後編
結衣は自分に伸ばされる腕を見た。目をこれ以上はないほど大きく開く。
小さな乾いた音のあと、続けて「結衣っ?!」と怒鳴る声。そしてやや大きな音。
結衣は庄屋の息子の手を力いっぱいはねのけて。
律は結衣の仕草を目にして頭を平手で打った。
結衣は律にぶたれても泣かず、律の足にもう一度しがみついた。
律は途方にくれた。こんな結衣は初めてだった。気は強いが、ここまで頑なではなかった。律がぶつとしばらく寄って来ないのに、今はひたすら律にしがみついていた。
旅の商人が律達のところへやって来た。
「よかったら私と一緒にいるかい?」
結衣は律の膝から頭を離した。声をかけた人を見上げる。
----こわくないひとだっ。
結衣は駆け寄って旅の商人にしがみついた。勢いがつきすぎていたのか、旅の商人の体が少し揺れた。旅の商人は笑みを浮かべると、両手で結衣を抱き上げて左腕にのせた。
結衣は旅の商人の肩にべったりと顔をくっつけて、誰も見ようとしなかった。
「あの、すみません。

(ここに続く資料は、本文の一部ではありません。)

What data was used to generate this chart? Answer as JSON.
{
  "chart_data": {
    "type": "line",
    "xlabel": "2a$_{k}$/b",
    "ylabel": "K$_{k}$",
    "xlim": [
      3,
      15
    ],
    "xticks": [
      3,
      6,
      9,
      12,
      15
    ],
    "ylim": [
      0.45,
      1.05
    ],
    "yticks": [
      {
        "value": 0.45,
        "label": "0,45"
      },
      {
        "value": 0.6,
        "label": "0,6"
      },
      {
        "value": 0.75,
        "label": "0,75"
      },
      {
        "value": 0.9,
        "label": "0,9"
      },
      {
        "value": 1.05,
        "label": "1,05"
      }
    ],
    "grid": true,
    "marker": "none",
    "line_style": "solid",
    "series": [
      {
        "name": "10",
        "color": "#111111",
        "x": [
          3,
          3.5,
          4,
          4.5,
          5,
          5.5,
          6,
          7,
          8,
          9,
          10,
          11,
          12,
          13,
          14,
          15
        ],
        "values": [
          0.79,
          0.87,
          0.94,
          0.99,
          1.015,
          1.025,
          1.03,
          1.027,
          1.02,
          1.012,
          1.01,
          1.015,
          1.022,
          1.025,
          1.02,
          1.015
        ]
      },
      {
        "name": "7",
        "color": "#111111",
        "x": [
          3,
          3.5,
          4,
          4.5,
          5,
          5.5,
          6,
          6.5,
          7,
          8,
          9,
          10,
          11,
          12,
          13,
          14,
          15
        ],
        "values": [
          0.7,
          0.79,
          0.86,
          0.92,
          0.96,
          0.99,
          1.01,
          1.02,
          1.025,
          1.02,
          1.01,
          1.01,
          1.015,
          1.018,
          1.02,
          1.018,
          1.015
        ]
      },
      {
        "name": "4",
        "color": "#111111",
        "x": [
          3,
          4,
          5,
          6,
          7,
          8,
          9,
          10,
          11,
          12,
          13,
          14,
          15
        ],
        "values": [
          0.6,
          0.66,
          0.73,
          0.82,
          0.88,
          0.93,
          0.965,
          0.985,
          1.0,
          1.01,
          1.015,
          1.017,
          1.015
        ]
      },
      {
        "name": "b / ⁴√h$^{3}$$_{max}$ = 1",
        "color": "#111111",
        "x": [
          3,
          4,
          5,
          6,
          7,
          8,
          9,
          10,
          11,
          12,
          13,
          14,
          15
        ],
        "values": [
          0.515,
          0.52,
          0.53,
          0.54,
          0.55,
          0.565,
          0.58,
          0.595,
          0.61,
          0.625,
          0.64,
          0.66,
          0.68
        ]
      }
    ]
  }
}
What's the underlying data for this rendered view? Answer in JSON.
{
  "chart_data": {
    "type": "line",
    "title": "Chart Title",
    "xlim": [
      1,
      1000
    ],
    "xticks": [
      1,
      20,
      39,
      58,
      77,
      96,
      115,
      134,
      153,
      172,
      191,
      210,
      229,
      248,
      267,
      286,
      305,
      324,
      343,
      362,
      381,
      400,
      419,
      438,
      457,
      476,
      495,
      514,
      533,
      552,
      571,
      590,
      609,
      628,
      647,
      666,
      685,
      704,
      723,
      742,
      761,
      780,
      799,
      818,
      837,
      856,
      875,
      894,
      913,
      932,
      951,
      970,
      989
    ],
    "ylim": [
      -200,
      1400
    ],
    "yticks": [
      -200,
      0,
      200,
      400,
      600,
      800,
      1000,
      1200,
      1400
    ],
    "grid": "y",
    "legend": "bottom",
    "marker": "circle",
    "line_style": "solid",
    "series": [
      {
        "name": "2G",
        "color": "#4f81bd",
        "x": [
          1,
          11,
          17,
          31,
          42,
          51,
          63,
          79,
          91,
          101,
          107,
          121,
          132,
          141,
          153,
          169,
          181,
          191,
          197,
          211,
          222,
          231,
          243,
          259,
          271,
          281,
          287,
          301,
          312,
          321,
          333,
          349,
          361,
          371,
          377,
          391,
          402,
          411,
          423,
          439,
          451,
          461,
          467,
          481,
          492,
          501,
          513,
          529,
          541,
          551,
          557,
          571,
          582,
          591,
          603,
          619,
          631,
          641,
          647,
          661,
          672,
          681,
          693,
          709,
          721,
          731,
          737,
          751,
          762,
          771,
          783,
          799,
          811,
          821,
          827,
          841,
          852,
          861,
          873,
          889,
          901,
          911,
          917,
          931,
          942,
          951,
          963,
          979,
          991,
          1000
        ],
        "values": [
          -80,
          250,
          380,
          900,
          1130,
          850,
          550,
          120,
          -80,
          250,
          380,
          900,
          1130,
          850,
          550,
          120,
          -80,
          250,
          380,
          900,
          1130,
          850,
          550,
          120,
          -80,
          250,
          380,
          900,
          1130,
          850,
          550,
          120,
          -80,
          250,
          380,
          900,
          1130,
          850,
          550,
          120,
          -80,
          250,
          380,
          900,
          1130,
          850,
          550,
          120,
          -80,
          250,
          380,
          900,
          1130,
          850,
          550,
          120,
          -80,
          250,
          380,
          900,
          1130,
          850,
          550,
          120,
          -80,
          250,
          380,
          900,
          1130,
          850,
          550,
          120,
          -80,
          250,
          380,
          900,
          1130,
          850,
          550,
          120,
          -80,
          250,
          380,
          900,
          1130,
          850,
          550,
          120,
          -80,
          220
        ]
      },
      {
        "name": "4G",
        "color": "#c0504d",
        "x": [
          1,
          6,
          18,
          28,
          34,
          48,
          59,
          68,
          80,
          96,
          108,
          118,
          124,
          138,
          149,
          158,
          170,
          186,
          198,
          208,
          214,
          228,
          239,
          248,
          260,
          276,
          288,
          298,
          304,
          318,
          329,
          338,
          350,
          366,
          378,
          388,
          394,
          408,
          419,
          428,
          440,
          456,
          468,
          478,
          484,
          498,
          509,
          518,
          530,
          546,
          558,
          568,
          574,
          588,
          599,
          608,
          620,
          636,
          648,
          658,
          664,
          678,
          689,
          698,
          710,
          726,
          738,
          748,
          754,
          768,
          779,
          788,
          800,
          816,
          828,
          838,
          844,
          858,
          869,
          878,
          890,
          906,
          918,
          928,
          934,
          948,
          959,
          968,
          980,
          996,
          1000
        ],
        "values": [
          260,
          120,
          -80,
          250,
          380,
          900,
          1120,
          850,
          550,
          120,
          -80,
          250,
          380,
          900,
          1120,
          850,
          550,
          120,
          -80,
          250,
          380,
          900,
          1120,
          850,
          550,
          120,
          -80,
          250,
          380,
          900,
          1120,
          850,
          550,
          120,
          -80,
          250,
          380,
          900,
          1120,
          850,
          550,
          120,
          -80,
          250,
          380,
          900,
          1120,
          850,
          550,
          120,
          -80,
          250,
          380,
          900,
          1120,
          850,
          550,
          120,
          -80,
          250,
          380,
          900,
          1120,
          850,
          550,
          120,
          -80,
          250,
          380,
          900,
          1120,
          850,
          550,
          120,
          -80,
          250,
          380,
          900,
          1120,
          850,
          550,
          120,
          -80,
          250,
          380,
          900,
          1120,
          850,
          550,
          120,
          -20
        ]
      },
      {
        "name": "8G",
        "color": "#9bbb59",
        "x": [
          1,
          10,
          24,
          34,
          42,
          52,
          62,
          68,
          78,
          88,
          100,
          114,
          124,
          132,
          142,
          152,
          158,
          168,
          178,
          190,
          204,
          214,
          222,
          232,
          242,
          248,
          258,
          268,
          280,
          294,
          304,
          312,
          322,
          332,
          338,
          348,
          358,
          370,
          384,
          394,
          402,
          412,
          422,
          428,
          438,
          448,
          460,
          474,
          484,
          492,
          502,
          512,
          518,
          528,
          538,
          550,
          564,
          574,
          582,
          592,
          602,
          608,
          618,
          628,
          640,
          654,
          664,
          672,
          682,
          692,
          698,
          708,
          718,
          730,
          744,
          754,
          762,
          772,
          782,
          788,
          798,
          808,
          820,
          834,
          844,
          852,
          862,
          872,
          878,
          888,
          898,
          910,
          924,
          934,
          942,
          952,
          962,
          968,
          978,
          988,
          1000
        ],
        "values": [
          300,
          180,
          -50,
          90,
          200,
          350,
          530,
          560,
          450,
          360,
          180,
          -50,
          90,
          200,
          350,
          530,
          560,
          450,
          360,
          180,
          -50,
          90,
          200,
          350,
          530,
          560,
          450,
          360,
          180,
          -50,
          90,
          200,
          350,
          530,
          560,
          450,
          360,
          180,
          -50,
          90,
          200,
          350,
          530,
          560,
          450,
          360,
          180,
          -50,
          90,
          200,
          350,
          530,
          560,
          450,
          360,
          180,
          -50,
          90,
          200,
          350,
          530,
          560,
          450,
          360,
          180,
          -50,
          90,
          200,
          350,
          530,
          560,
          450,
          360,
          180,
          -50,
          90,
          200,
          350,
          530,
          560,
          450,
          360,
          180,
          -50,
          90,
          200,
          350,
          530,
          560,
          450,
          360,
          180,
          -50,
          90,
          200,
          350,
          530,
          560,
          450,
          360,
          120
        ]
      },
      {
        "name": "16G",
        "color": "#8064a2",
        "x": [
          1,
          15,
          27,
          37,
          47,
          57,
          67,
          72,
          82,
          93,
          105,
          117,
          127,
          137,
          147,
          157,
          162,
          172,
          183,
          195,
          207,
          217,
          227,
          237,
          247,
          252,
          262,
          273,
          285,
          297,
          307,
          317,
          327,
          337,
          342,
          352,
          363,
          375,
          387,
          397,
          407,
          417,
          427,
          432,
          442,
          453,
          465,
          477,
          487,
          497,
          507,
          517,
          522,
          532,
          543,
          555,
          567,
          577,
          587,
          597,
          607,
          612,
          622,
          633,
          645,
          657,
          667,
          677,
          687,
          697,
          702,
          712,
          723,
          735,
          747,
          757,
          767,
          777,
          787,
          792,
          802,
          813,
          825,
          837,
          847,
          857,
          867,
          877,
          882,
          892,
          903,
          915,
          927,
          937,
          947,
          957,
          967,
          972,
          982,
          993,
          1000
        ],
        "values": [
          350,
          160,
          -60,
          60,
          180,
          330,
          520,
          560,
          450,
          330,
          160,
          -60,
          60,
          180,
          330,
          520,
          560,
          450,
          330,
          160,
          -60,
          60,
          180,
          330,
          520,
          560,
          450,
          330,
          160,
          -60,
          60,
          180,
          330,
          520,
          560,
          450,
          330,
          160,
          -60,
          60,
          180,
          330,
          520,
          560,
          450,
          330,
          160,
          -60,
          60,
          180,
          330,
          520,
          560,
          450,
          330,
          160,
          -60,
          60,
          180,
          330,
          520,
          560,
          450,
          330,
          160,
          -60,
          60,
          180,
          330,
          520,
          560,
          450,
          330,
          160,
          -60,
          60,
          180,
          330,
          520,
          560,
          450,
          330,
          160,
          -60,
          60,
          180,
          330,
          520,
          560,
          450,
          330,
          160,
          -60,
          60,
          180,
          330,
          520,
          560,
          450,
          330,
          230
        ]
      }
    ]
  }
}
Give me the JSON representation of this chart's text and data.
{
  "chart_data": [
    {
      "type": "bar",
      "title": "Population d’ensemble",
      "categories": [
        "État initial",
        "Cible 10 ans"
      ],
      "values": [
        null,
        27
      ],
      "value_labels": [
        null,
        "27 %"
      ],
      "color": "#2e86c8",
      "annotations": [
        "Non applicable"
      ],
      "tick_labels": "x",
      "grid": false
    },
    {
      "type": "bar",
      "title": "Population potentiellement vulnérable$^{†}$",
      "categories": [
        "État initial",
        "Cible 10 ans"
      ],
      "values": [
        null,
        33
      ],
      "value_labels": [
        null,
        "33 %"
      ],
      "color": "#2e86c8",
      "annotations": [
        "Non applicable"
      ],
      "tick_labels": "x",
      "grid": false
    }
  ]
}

うちの娘がとんだ御迷惑を…。いつもはこんな甘えん坊ではないんですが」
律が決まり悪そうにしていた。
「子供は好きですから。お気になさらずに」
「さ、お義母さん。美代も探しに行きました。早く行っていただけませんか?」
庄屋の息子が優しく促す。しかし律は迷った。いくら懐いているとはいえ、見知らぬ人間、それも旅をしているらしい男に娘を預けるのは怖い。
「結衣ちゃんなら大丈夫ですよ。おれも一緒ですから」
娘の夫が一緒。その言葉が、律の背中を押した。
「…では、よろしくお願いします」
律は旅の商人に深々と頭を下げると、歩いては振り返り、歩いては振り返り、を繰り返し、やがて姿を消した。
*****
庄屋の息子と、結衣を抱えた旅の商人は、来た道を戻っていた。山で待つより村で待つ方がいいと旅の商人が言い、庄屋の息子が賛同したからであった。それに旅の商人は、隣国へ早く行きたいと庄屋の息子に再三告げている。山で待つ理由はなかった。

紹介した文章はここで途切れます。